Senators received the revised 479-page bill just hours before the vote took place, and amendments from Democrats calling for a delay to allow time to review the legislation were defeated, according to The New York Times.
Among the aspects of the bill that are most likely to affect health, the medical expense deduction, which was reported to be at risk, was kept in the Senate bill and increases over the next 3 years, according to The Washington Post.
The individual mandate to have health insurance or pay a penalty as required by the Affordable Care Act was removed from the Senate bill.
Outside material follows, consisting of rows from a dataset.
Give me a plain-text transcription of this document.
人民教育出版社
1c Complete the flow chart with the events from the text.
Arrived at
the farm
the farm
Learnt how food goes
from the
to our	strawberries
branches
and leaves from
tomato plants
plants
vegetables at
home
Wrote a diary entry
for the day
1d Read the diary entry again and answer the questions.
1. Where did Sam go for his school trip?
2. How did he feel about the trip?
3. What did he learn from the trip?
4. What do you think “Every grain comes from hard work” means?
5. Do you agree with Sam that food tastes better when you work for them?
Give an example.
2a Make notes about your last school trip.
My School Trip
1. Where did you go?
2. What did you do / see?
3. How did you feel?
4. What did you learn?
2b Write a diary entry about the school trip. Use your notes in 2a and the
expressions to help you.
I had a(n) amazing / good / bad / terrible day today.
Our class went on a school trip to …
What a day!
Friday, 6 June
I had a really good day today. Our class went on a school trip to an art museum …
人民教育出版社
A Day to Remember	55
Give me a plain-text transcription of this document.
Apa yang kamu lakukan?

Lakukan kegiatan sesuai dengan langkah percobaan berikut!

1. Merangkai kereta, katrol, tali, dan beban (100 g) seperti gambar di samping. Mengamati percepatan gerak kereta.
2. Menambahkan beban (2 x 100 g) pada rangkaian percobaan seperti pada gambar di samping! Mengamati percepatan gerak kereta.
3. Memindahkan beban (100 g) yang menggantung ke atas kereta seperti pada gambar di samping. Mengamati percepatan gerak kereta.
The nonpartisan Congressional Budget Office has predicted this change would lead to a 10% annual increase in premiums, with an estimated 4 million people dropping insurance by 2019 and 13 million by 2027.
Vice President Mike Pence broke the tie to pass Senator Ted Cruz’s (R-Texas) amendment that would allow funds from 529 saving accounts to fund public, private and religious K-12 schools and home-schooled students, according to The New York Times.
A child tax credit for low-income families offered by Senators Marco Rubio (R-Florida) and Mike Lee (R-Utah) was rejected, according to The New York Times.
The New York Times also reported that the CBO estimated that the revised tax bill would cut taxes by nearly $1.5 trillion over 10 years, with several independent analyses showing most of the savings would benefit those making more than $100,000 annually.
Now, the differences between the House and Senate tax plans must be reconciled, and a conference committee may be set up as early as today, according to The Washington Post.
Before the vote, several health care organizations, including the ACP, the American Academy of Family Physicians (AAFP), the American Academy of Pediatrics, the American Congress of Obstetricians and Gynecologists, the American Osteopathic Association and the American Psychiatric Association, have expressed alarm about the impact of the tax reform bill.
The AAFP issued a statement on Friday and told Healio Internal Medicine that its concerns remain despite the last-minute wrangling over the details of the legislation.
“The AAFP appreciates the need to reform our nation’s tax code,” the AAFP said in the statement. “However, we are growing increasingly alarmed that the tax legislation under consideration in the United States Senate ... would trigger automatic spending cuts as required by the ‘Statutory Pay-As-You-Go Act of 2010.’ These automatic, statutory cuts would significantly harm the Medicare program in the short-term and potentially eliminate the program as we know it in the long-term.” – by Alaina Tedesco
Healio Internal Medicine was unable to confirm relevant financial disclosures at the time of publication.